Imprisoned religious cult leader Wayne Bent testified for …
Updated: Thursday, 24 Sep 2009, 10:38 AM MDT
Published : Thursday, 24 Sep 2009, 12:39 AM MDT
LOS LUNAS, N.M. (KRQE) - An imprisoned cult leader on a hunger strike won't be getting home-cooked meals from his followers and instead may be force fed through a tube, a District Court judge decided Wednesday.
Wayne Bent is serving a 10-year prison sentence for sexual misconduct with two underage female cult members.
He hasn't eaten since Sept. 11 and stopped accepting water a few days ago. Bent said he's refusing food because accepting it from the state is like bowing to an idol.
Instead he wants his cult members to bring him home-cooked food for the rest of his prison sentence.

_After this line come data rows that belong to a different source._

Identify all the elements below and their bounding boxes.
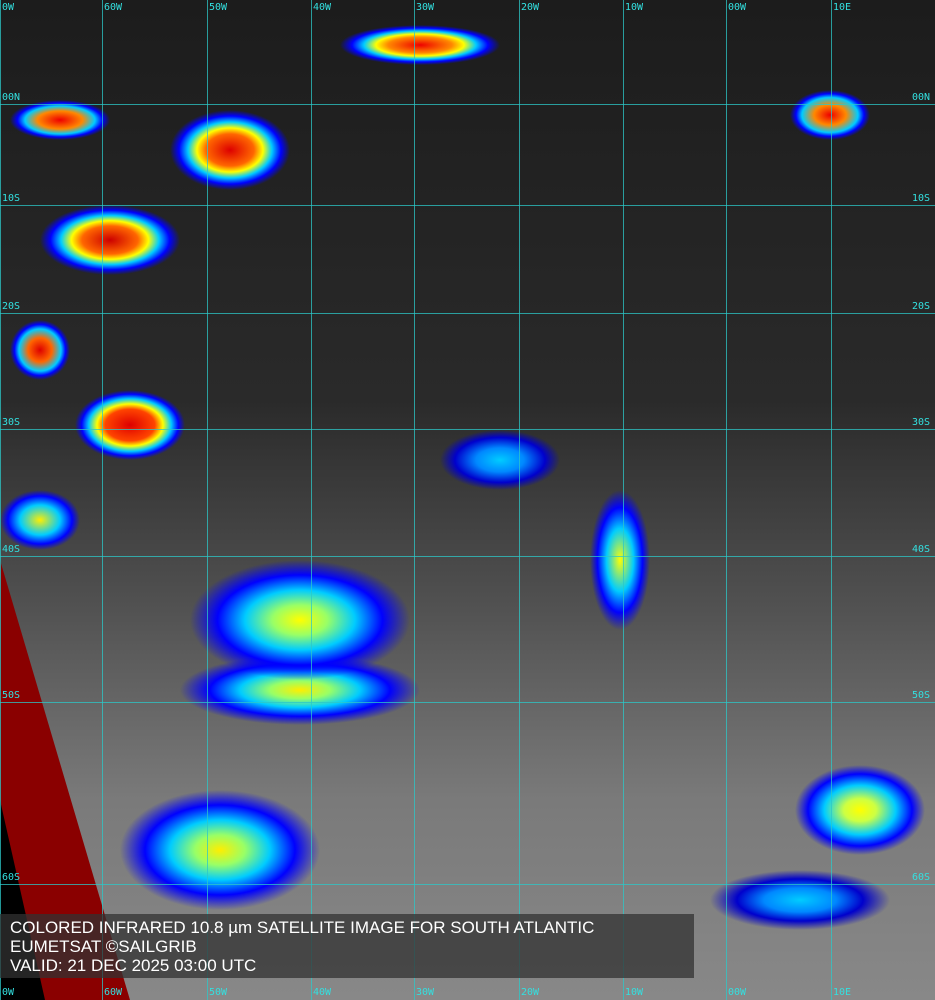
latitude-label-right: 20S (912, 301, 931, 312)
longitude-label-top: 30W (416, 2, 435, 13)
longitude-label-bottom: 00W (728, 987, 747, 998)
longitude-label-top: 00W (728, 2, 747, 13)
longitude-label-bottom: 60W (104, 987, 123, 998)
longitude-label-bottom: 10W (625, 987, 644, 998)
latitude-label-left: 10S (2, 193, 21, 204)
latitude-label-left: 20S (2, 301, 21, 312)
longitude-line (519, 0, 520, 1000)
latitude-label-left: 40S (2, 544, 21, 555)
caption-source: EUMETSAT ©SAILGRIB (10, 937, 197, 956)
longitude-line (414, 0, 415, 1000)
latitude-line (0, 556, 935, 557)
latitude-label-left: 60S (2, 872, 21, 883)
longitude-label-top: 0W (2, 2, 15, 13)
longitude-label-bottom: 10E (833, 987, 852, 998)
longitude-label-bottom: 30W (416, 987, 435, 998)
longitude-label-top: 10E (833, 2, 852, 13)
longitude-line (726, 0, 727, 1000)
longitude-label-bottom: 50W (209, 987, 228, 998)
longitude-label-top: 20W (521, 2, 540, 13)
latitude-label-right: 40S (912, 544, 931, 555)
latitude-line (0, 702, 935, 703)
image-caption: COLORED INFRARED 10.8 µm SATELLITE IMAGE… (0, 914, 694, 978)
longitude-label-top: 60W (104, 2, 123, 13)
longitude-line (0, 0, 1, 1000)
longitude-line (311, 0, 312, 1000)
latitude-label-right: 00N (912, 92, 931, 103)
latitude-label-right: 50S (912, 690, 931, 701)
longitude-line (102, 0, 103, 1000)
longitude-label-top: 40W (313, 2, 332, 13)
latitude-line (0, 313, 935, 314)
latitude-label-left: 30S (2, 417, 21, 428)
latitude-label-right: 60S (912, 872, 931, 883)
longitude-line (623, 0, 624, 1000)
longitude-label-bottom: 40W (313, 987, 332, 998)
longitude-label-bottom: 0W (2, 987, 15, 998)
latitude-label-left: 00N (2, 92, 21, 103)
latitude-line (0, 104, 935, 105)
longitude-label-top: 10W (625, 2, 644, 13)
latitude-line (0, 884, 935, 885)
caption-title: COLORED INFRARED 10.8 µm SATELLITE IMAGE… (10, 918, 595, 937)
longitude-label-top: 50W (209, 2, 228, 13)
latitude-label-right: 30S (912, 417, 931, 428)
latitude-label-left: 50S (2, 690, 21, 701)
caption-valid-time: VALID: 21 DEC 2025 03:00 UTC (10, 956, 257, 975)
longitude-label-bottom: 20W (521, 987, 540, 998)
latitude-label-right: 10S (912, 193, 931, 204)
latitude-line (0, 205, 935, 206)
longitude-line (207, 0, 208, 1000)
latitude-line (0, 429, 935, 430)
longitude-line (831, 0, 832, 1000)
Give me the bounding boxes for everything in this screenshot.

The leader of the Lord Our Righteous Church centered in a remote Union County compound is gaunt, pale and in a wheelchair.
On Wednesday the state asked District Judge John Pope to deny Bent's request.
During the hearing Pope allowed Bent to drink orange juice brought by his followers, but eventually ruled that the state can force feed Bent.
Judge Pope said this while making his decision,
“None of us knows if today is the day, the day of our death, but our Lord," Pope said from the bench. "We will all meet him on that day and hopefully it won't be for a very long time for Mr. Bent or any of us, but I am not going to hasten that for Mr. Bent."
After the ruling Bent’s son Jeff said his father has chosen not to live with the lie of his conviction.
“A person can't live with a feeding tube up their nose for their whole life," Jeff Bent said. "The prison is going to have to resolve him, and I know that he has resolved not to live in prison under a lie."
The elder Bent has always insisted he did nothing wrong when he got into bed naked with two young girls who were his followers for religious, not sexual, purposes.
A doctor with the state Corrections Department will decide when to insert a feeding tube. Bent's lawyer said his client won't fight it.